Step 3: Creating the Housing of the Machine

For the housing I used wood that was present in the makerslab. Since there wasn't plenty of one type and the front panel had to be slimmer to fit the electronics, the housing consisted of at least 6 types of wood.

First off I sawed 2 planks of 168 x 58 cm in half for the backpanel, the 2 side panels and the middle divider panel.

For the bottom panel I used a convenient (or so I thought) piece of wood of 58 x 58 cm. This turned to out to be a mistake since I didn't account for the thickness of the wood, so the backpanel had to be screwed in on top of the bottom panel and the side panels had to be screwed in from the side. This left an extra 2 cm piece sticking out of the top.

After that I screwed the 2 horizontal product planks to the middle divider panel. Aswell as the top of the product compartment. Then I started breaking up the plexi glass for the hatch which I connected with 2 soft hinges on to a bar of wood connected to the middel divider panel. Once that was completed the hole middle compartment had to be screwed in to the left side panel.

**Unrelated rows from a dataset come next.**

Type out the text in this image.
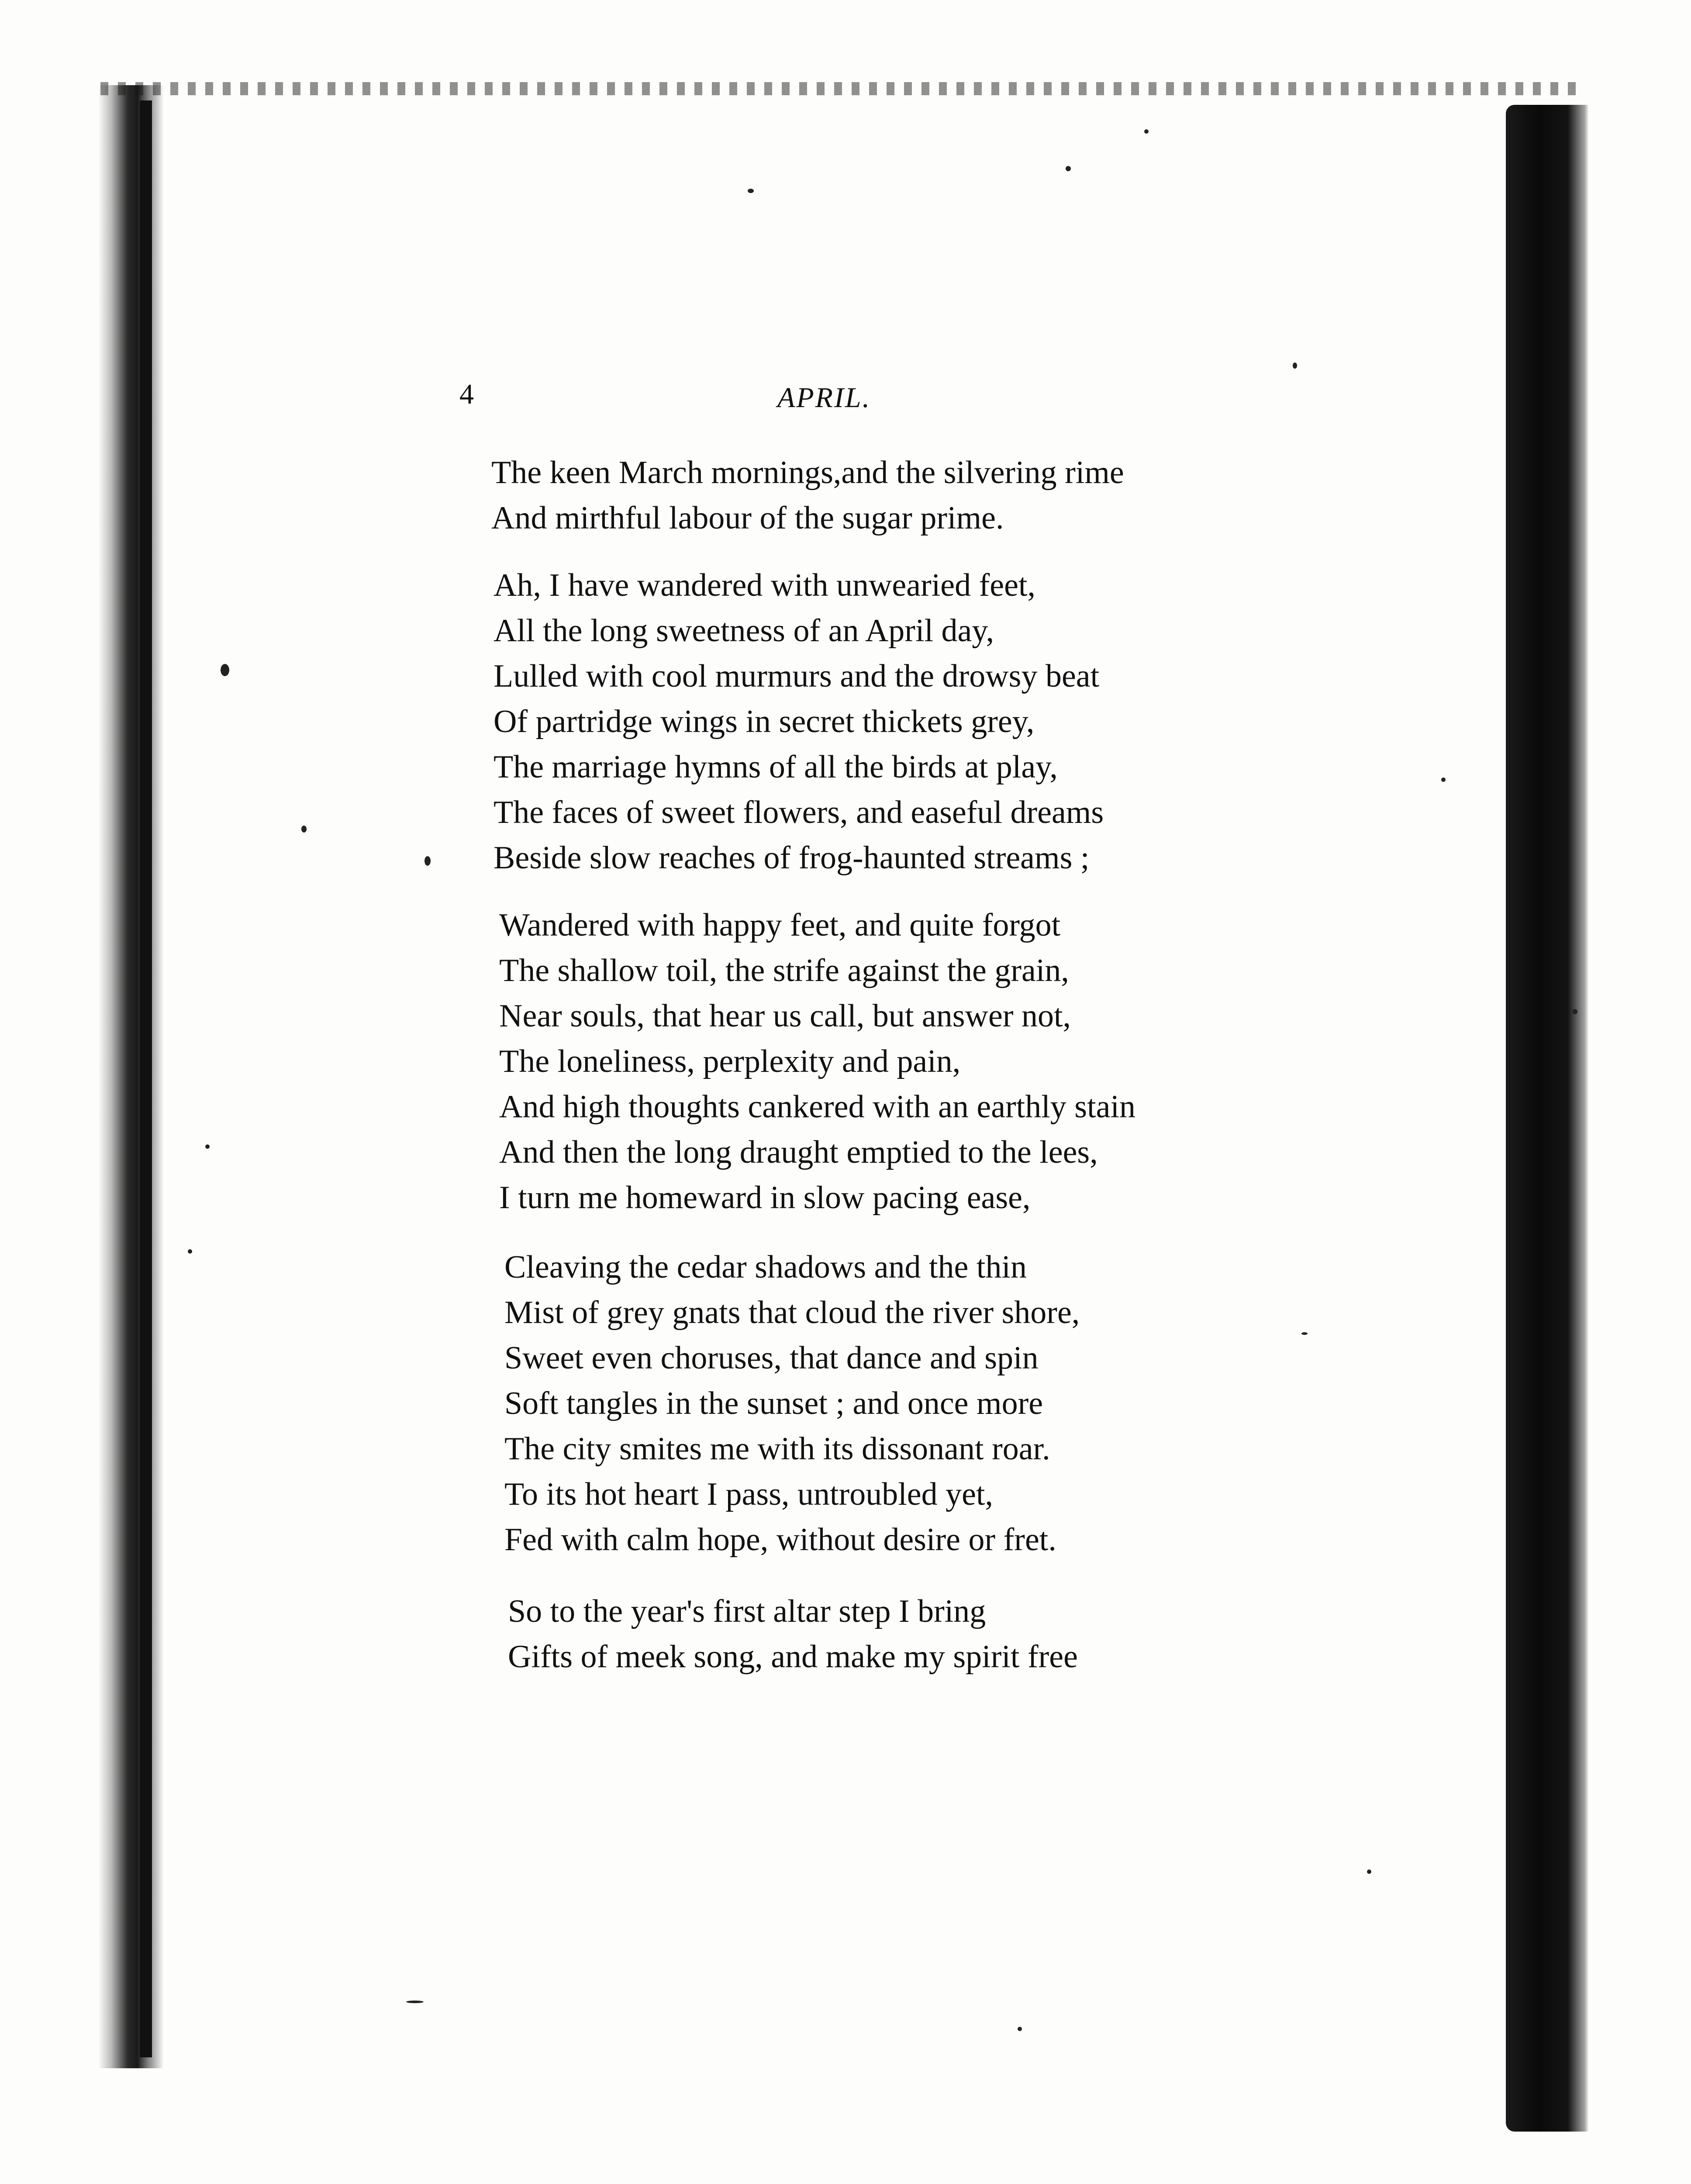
4	APRIL.
The keen March mornings,and the silvering rime
And mirthful labour of the sugar prime.
Ah, I have wandered with unwearied feet,
All the long sweetness of an April day,
Lulled with cool murmurs and the drowsy beat
Of partridge wings in secret thickets grey,
The marriage hymns of all the birds at play,
The faces of sweet flowers, and easeful dreams
Beside slow reaches of frog-haunted streams ;
Wandered with happy feet, and quite forgot
The shallow toil, the strife against the grain,
Near souls, that hear us call, but answer not,
The loneliness, perplexity and pain,
And high thoughts cankered with an earthly stain
And then the long draught emptied to the lees,
I turn me homeward in slow pacing ease,
Cleaving the cedar shadows and the thin
Mist of grey gnats that cloud the river shore,
Sweet even choruses, that dance and spin
Soft tangles in the sunset ; and once more
The city smites me with its dissonant roar.
To its hot heart I pass, untroubled yet,
Fed with calm hope, without desire or fret.
So to the year's first altar step I bring
Gifts of meek song, and make my spirit free
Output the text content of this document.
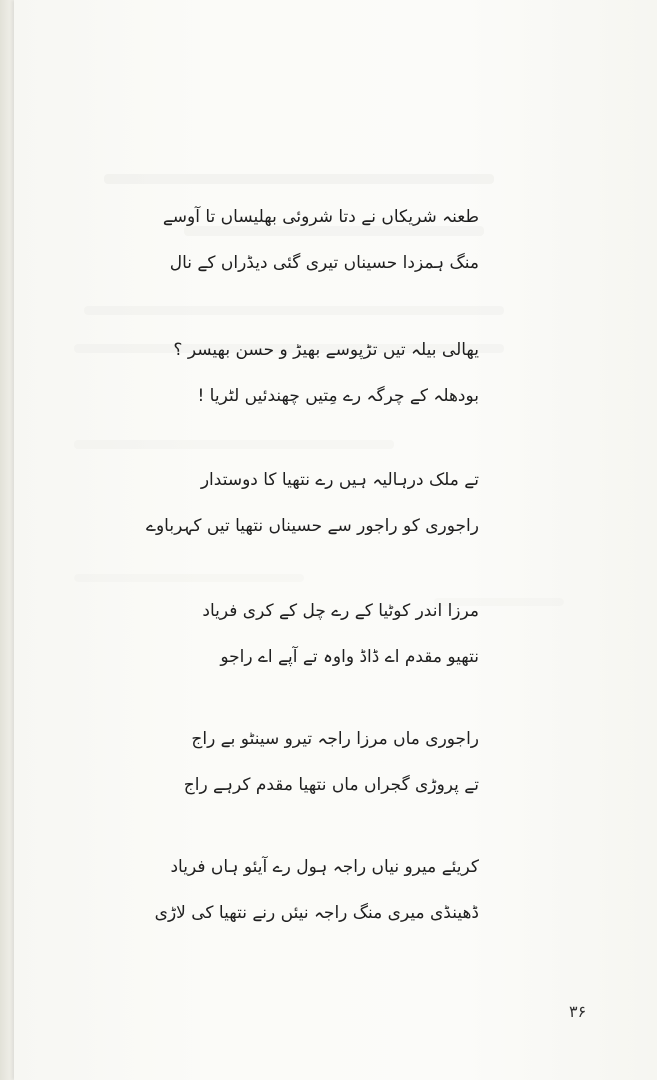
طعنہ شریکاں نے دتا شروئی بھلیساں تا آوسے
منگ ہمزدا حسیناں تیری گئی دیڈراں کے نال
یھالی بیلہ تیں تڑپوسے بھیڑ و حسن بھیسر ؟
بودھلہ کے چرگہ رے مِتیں چھندئیں لٹریا !
تے ملک درہالیہ ہیں رے نتھیا کا دوستدار
راجوری کو راجور سے حسیناں نتھیا تیں کہرباوے
مرزا اندر کوٹیا کے رے چل کے کری فریاد
نتھیو مقدم اے ڈاڈ واوہ تے آپے اے راجو
راجوری ماں مرزا راجہ تیرو سینٹو بے راج
تے پروڑی گجراں ماں نتھیا مقدم کرہے راج
کریئے میرو نیاں راجہ ہول رے آیئو ہاں فریاد
ڈھینڈی میری منگ راجہ نیئں رنے نتھیا کی لاڑی
۳۶
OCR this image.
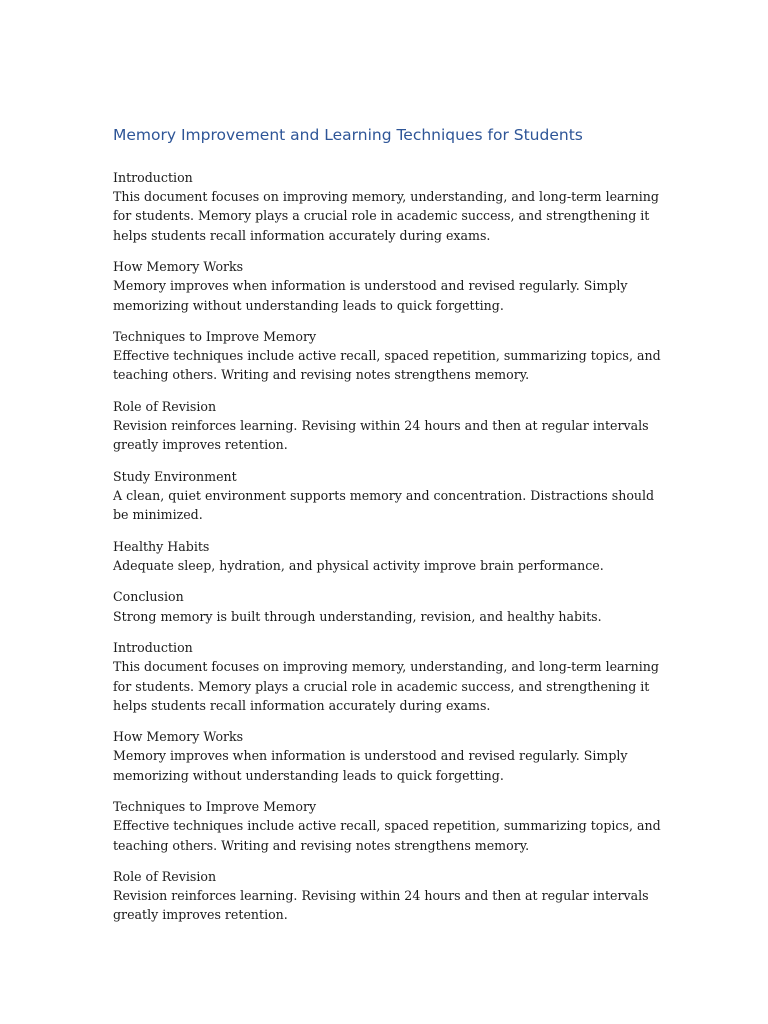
Memory Improvement and Learning Techniques for Students

Introduction

This document focuses on improving memory, understanding, and long-term learning for students. Memory plays a crucial role in academic success, and strengthening it helps students recall information accurately during exams.

How Memory Works

Memory improves when information is understood and revised regularly. Simply memorizing without understanding leads to quick forgetting.

Techniques to Improve Memory

Effective techniques include active recall, spaced repetition, summarizing topics, and teaching others. Writing and revising notes strengthens memory.

Role of Revision

Revision reinforces learning. Revising within 24 hours and then at regular intervals greatly improves retention.

Study Environment

A clean, quiet environment supports memory and concentration. Distractions should be minimized.

Healthy Habits

Adequate sleep, hydration, and physical activity improve brain performance.

Conclusion

Strong memory is built through understanding, revision, and healthy habits.

Introduction

This document focuses on improving memory, understanding, and long-term learning for students. Memory plays a crucial role in academic success, and strengthening it helps students recall information accurately during exams.

How Memory Works

Memory improves when information is understood and revised regularly. Simply memorizing without understanding leads to quick forgetting.

Techniques to Improve Memory

Effective techniques include active recall, spaced repetition, summarizing topics, and teaching others. Writing and revising notes strengthens memory.

Role of Revision

Revision reinforces learning. Revising within 24 hours and then at regular intervals greatly improves retention.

Then I made the wooden parts of the scale and glued them to the bottom of the housing. This left a bit of a gap on the bottom of the housing which I solved with placing a thin plank in front. (Not on picture)

Step 4: Assembling the Sensors and Motors to the Housing

Once the skeleton of the housing was done it was time to insert the guts.

First I cut some holes in a plank for the LCD, the keypad and the coin acceptor. Then I nailed these electronics to the plank and wired them to the Raspberry Pi. Some careful planning had to be done to not cross the wires to much. The one wire thermometer I connected to a breadboard glued on the inside of the electronics plank. Then I sawed a plank for the Raspberry Pi, the breadboard for the motor transistors and the arduino which I used to supply the 12V for the coin acceptor and the motors.

The motors I glued to the horizontal product planks and I added some vertical planks to divide the item compartments.

Step 5: Finished Up the Vending Machine

For the finish I painted the whole machine black and added a LED strip to the inside. Under the coin acceptor I made a little compartment for the coins to fall in, so they wouldn't slide all over the left compartment. I also added in the plexiglass door with the harder hinges.